Kedua, bagaimana metode distribusinya. Zakat fitrah khusus untuk delapan asnafh yang tertera dalam surah at Taubah ayat 60;
“Sesungguhnya zakat itu hanyalah untuk orang-orang fakir, orang-orang miskin, para amil zakat, orang-orang yang dilunakkan hatinya (mualaf), untuk (memerdekakan) para hamba sahaya, untuk (membebaskan) orang-orang yang berutang, untuk jalan Allah dan untuk orang-orang yang sedang dalam perjalanan (yang memerlukan pertolongan), sebagai kewajiban dari Allah. Allah Maha Mengetahui lagi Mahabijaksana.” Sedangkan untuk urusan administrasi dan pelayan umat, negara mengambilnya sesuai syariat Islam saja bukan yang lain.
Dalam masalah pekerjaan, Rasulullah telah menunjukkan bahwa pekerjaan adalah kemaslahatan umat maka negara berkewajiban untuk mengurusinya.

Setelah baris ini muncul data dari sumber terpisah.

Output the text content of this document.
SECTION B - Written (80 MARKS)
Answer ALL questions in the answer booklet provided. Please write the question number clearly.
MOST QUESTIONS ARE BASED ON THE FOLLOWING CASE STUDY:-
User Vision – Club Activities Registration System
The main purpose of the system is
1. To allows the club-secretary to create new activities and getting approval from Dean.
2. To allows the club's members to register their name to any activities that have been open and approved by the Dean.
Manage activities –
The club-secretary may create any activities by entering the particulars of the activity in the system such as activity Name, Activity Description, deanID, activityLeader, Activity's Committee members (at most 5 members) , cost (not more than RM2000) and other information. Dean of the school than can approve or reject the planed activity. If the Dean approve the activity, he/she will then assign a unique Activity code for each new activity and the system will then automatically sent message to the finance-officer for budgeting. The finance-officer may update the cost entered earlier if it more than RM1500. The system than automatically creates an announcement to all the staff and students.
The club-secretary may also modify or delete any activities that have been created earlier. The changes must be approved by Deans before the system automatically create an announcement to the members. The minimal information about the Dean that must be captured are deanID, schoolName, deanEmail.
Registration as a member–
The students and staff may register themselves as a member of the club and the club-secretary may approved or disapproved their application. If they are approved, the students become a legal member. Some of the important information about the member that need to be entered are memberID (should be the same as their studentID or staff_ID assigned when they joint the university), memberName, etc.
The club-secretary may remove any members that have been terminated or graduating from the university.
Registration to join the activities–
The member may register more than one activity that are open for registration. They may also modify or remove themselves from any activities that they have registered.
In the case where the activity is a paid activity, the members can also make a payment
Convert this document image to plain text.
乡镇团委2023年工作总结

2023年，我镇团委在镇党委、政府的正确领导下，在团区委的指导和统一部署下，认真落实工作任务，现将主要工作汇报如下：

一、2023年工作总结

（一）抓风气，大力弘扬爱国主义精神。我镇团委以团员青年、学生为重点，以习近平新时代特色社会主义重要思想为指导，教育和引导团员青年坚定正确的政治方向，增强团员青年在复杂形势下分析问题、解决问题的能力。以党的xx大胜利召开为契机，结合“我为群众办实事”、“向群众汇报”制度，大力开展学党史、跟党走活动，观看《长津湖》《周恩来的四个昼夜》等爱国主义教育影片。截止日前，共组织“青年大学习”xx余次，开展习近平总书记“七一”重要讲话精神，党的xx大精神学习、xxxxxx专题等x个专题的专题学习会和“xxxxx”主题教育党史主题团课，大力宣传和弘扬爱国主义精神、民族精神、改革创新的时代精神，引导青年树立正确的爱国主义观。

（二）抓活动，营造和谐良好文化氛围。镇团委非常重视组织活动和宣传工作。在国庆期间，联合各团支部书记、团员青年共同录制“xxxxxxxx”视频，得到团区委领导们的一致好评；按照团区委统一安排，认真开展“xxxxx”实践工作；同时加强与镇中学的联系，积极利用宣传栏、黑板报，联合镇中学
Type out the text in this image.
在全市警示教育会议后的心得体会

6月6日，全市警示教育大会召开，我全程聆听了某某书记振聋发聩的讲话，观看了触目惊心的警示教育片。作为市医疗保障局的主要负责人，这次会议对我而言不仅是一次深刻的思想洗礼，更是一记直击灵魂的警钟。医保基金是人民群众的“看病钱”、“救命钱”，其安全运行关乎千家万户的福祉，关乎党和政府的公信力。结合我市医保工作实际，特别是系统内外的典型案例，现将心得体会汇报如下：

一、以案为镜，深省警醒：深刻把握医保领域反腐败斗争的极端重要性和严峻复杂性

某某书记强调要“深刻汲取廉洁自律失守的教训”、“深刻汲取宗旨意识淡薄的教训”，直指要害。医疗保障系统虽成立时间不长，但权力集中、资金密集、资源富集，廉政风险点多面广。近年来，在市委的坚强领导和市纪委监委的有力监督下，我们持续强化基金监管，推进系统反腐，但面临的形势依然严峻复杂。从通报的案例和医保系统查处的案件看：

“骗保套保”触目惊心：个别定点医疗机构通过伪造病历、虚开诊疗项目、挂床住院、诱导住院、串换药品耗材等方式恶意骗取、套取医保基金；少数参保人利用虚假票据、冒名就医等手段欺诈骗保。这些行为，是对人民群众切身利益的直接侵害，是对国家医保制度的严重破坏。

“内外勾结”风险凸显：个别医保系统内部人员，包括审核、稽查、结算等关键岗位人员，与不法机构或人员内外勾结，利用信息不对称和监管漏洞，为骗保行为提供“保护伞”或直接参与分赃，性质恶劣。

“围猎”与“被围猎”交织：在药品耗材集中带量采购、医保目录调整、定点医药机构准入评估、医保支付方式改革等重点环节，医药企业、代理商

Pernah ada seorang laki-laki Anshar mendatangi Nabi saw. Dia meminta kepada beliau. Beliau bertanya, “Apakah di rumahmu sudah tidak ada apa-apa lagi?” Lak-laki itu menjawab, “Benar. Hanya ada baju kasar yang kami kenakan sebagiannya. Sebagiannya kami hamparkan. Ada mangkuk yang kami gunakan untuk minum air.” Rasulullah saw bersabda, “Bawalah keduanya kepadaku.” Perawi berkata: Orang itu pun membawa keduanya ke hadapan beliau. Rasulullah saw. mengambil keduanya dengan tangannya seraya bersabda, “Siapa yang mau membeli dua barang ini? Seorang laki-laki menjawab, “Saya membeli keduanya dengan satu dirham.” Rasulullah saw. bersabda, “Siapa yang mau membeli lebih dari satu dirham?” Beliau mengucapkan dua atau tiga kali. Laki-laki tadi menjawab, “Saya beli keduanya dengan dua dirham.” Nabi saw. lalu memberikan keduanya kepada laki-laki itu dan mengambil dua dirham. Kemudian, beliau memberikan dua dirham itu kepada laki-laki Anshar tersebut seraya bersabda, “Belilah makanan dengan satu dirham, dan berikanlah kepada keluargamu. Lalu belilah sebuah kapak dengan satu dirham yang lain dan bawalah kapak itu kepadaku. Lalu, laki-laki itu memberikan kapak kepada beliau. Lalu beliau mengikatkan tali yang ada di tangan beliau pada kapak itu. Kemudian Nabi saw. bersabda kepada laki-laki Anshar itu, “Pergilah. Carilah kayu bakar dan juallah. Aku benar-benar tidak akan melihatmu selama 15 hari.” Laki-laki itu pergi mencari kayu bakar dan menjualnya. Laki-laki itu mendatangi Nabi saw. dan dia membawa 10 dirham. Kemudia ia membeli baju dengan sebagian uangnya. Sebagiannya ia belikan makanan. Rasulullah saw. bersabda, “Ini lebih baik bagi kamu daripada kamu datang meminta-minta yang akan menjadi tanda buruk (nuktah) di wajahmu kelak pada Hari Kiamat. Sungguh meminta-minta tidak layak kecuali bagi tiga orang; orang yang sangat miskin, orang yang terlilit utang, atau pembunuh yang harus membayar diyat (sedangkan dia tidak memiliki uang).” (HR Ibnu Majah).
Untuk persoalan yang muncul akibat kebijakan negara dalam bidang politik ekonomi, menurut Islam, negaralah yang bertanggungjawab untuk menyelesaikannya. Negara wajib memenuhi kebutuhan hidup rakyat. Negara wajib menjalankan kebijakan makro dengan menjalankan apa yang disebut dengan Politik Ekonomi Islam. Politik ekonomi Islam adalah penerapan berbagai kebijakan yang menjamin tercapainya pemenuhan semua kebutuhan pokok (primer) setiap individu masyarakat secara keseluruhan, disertai dengan adanya jaminan yang memungkinkan setiap individu untuk memenuhi kebutuhan-kebutuhan pelengkap (sekunder dan tersier) sesuai dengan kemampuan mereka. Badai PHK pasti berlalu bila ideologi islam diterapkan terlebih dahulu.